• Docteur ès lettres

    Étrange préposition que voilà, qui semble embarrasser jusqu'à nos meilleurs auteurs...

    Ainsi, Baudelaire, dans sa dédicace des Fleurs du Mal à Théophile Gautier, rendit hommage « au magicien ès langue française »... en commettant une singulière faute de syntaxe !

    En effet, de la même façon que des est la forme contractée de de les, ès provient de la contraction de en les. Par conséquent, la préposition ès ne peut être suivie que d'un nom au pluriel. Voilà pourquoi on écrira : docteur ès lettres (ou magicien ès lettres françaises, comme dut le corriger Baudelaire après avoir un temps opté pour un non moins singulier ès langues françaises) mais docteur en droit.

    Cette formulation archaïsante n'est plus guère employée que dans la dénomination de certains titres universitaires, avec le sens de « spécialiste, qualifié », mais peut se retrouver dans d'autres domaines (juridique, toponymique) ou dans un tour ironique :

    Agir, intervenir ès qualités (= au titre des fonctions que l'on exerce officiellement, et non à titre personnel).

    Se promener ès bois (= dans les bois).

    Verser une somme ès mains d'untel.

    C’était assurément un étudiant ès divers (Conan Doyle, traduit par Evelyn Colomb, 1956, Laffont) mais on parlera plus sérieusement de nos jours d'un étudiant en lettres.

    Dans le Roman de Renart, sire Renart est passé maître ès ruses...

    Séparateur de texte

    Remarque 1 : On notera l'absence de trait d'union entre ès et le nom qui suit.

    Remarque 2 : On retrouve la préposition ès dans certains noms de villes : Riom-ès-Montagnes, au sens de « Riom en les montagnes » (en Auvergne), La Ville-ès-Nonais (en Bretagne), Pierrefitte-ès-Bois, Méry-ès-Bois et Sury-ès-Bois (dans le Centre), Manneville-ès-Plains et Saint-Riquier-ès-Plains (en Haute-Normandie), mais, contre toute logique, Saint-Alyre-ès-Montagne (en Auvergne).

    Remarque 3 : L'Académie recommande la prononciation esse, même si Littré préconise ê devant une consonne (ce qui est logique par comparaison à la contraction analogue des, mais peu identifiable à l'oreille).
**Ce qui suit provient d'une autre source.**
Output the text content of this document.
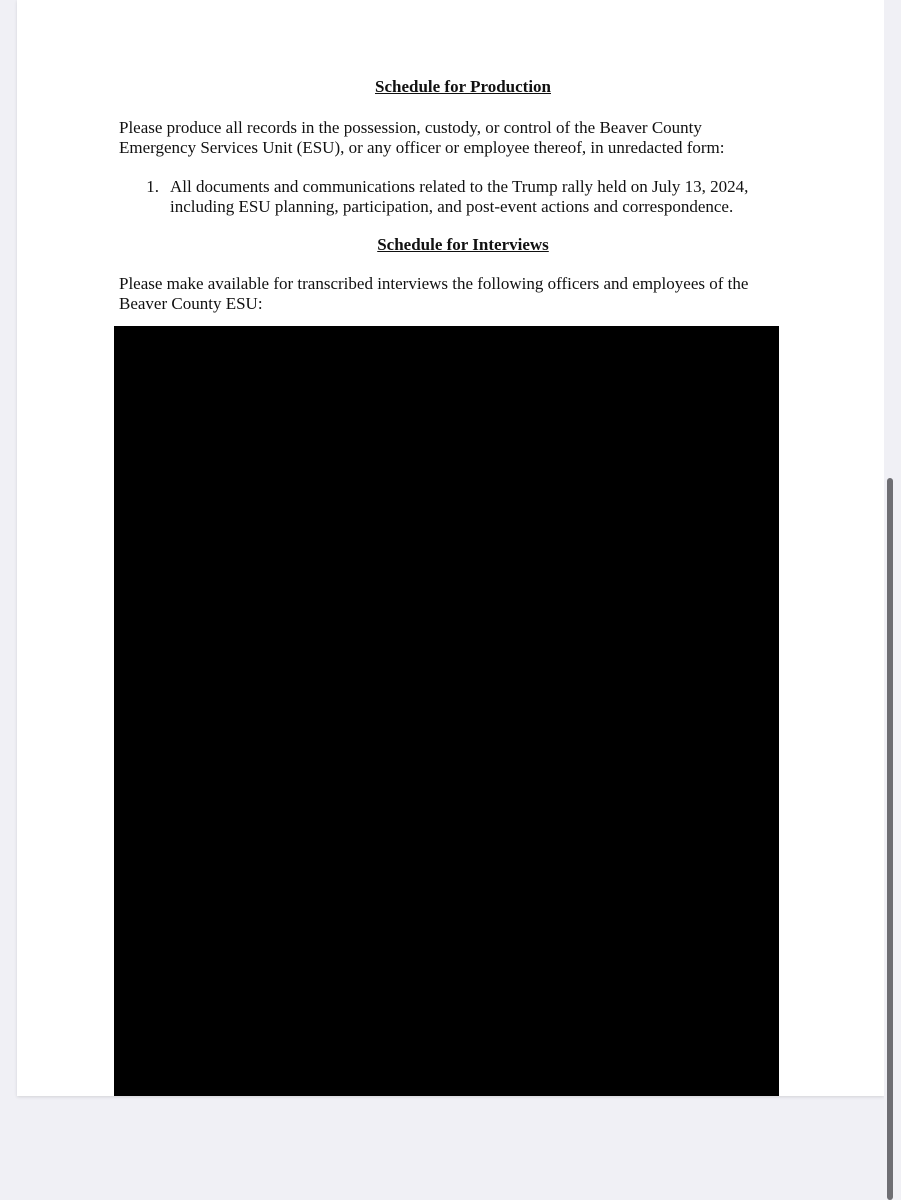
Schedule for Production

Please produce all records in the possession, custody, or control of the Beaver County
Emergency Services Unit (ESU), or any officer or employee thereof, in unredacted form:

1. All documents and communications related to the Trump rally held on July 13, 2024,
including ESU planning, participation, and post-event actions and correspondence.
Schedule for Interviews

Please make available for transcribed interviews the following officers and employees of the
Beaver County ESU:
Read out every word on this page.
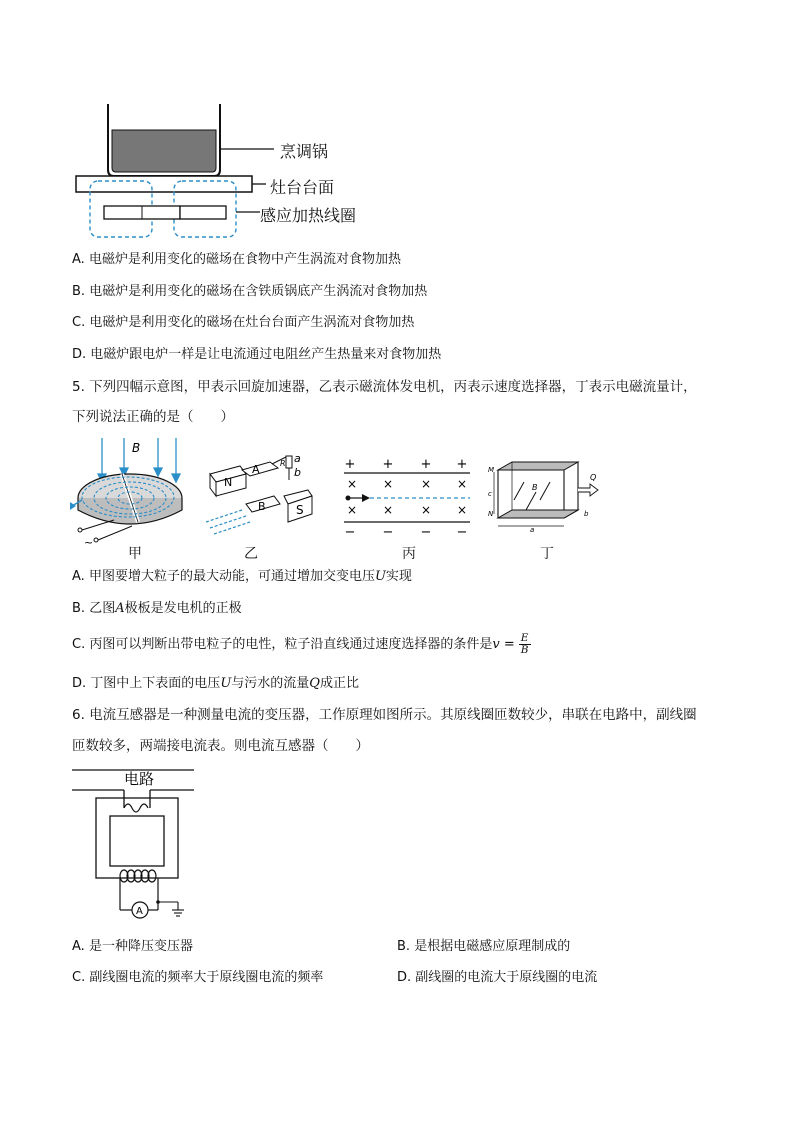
烹调锅
灶台台面
感应加热线圈
A. 电磁炉是利用变化的磁场在食物中产生涡流对食物加热
B. 电磁炉是利用变化的磁场在含铁质锅底产生涡流对食物加热
C. 电磁炉是利用变化的磁场在灶台台面产生涡流对食物加热
D. 电磁炉跟电炉一样是让电流通过电阻丝产生热量来对食物加热
5. 下列四幅示意图，甲表示回旋加速器，乙表示磁流体发电机，丙表示速度选择器，丁表示电磁流量计，
下列说法正确的是（　　）
B
~
甲
N
A
B	S
a
b
R
乙
+ + + +
× × × ×
× × ×
×
− − − −
丙
B
Q
M
N
c
a
b
丁
A. 甲图要增大粒子的最大动能，可通过增加交变电压U实现
B. 乙图A极板是发电机的正极
C. 丙图可以判断出带电粒子的电性，粒子沿直线通过速度选择器的条件是$v = \frac{E}{B}$
D. 丁图中上下表面的电压U与污水的流量Q成正比
6. 电流互感器是一种测量电流的变压器，工作原理如图所示。其原线圈匝数较少，串联在电路中，副线圈
匝数较多，两端接电流表。则电流互感器（　　）
电路
A
A. 是一种降压变压器	B. 是根据电磁感应原理制成的
C. 副线圈电流的频率大于原线圈电流的频率	D. 副线圈的电流大于原线圈的电流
    Remarque 4 : Emprunté du latin classique doctor, le docteur était à l'origine celui qui enseignait une doctrine (religieuse ou philosophique). Aujourd'hui, il désigne une personne qui est promue dans une université au grade le plus élevé (par l'obtention d'un doctorat, notamment). Spécialement, le docteur en médecine est devenu, par ellipse, le docteur dans l'usage actuel. Médecin reste de meilleure langue, afin d'éviter la confusion avec toute personne ayant reçu ce titre universitaire (docteur en psychologie, en théologie, etc.).

    Remarque 5 : À l'oral, on évitera toute confusion entre docteur ès... et doctoresse, féminin peu usité de docteur !

    docteur ès

    Eh non, il convient d'écrire « docteur en sport »... ou « docteur ès sports » !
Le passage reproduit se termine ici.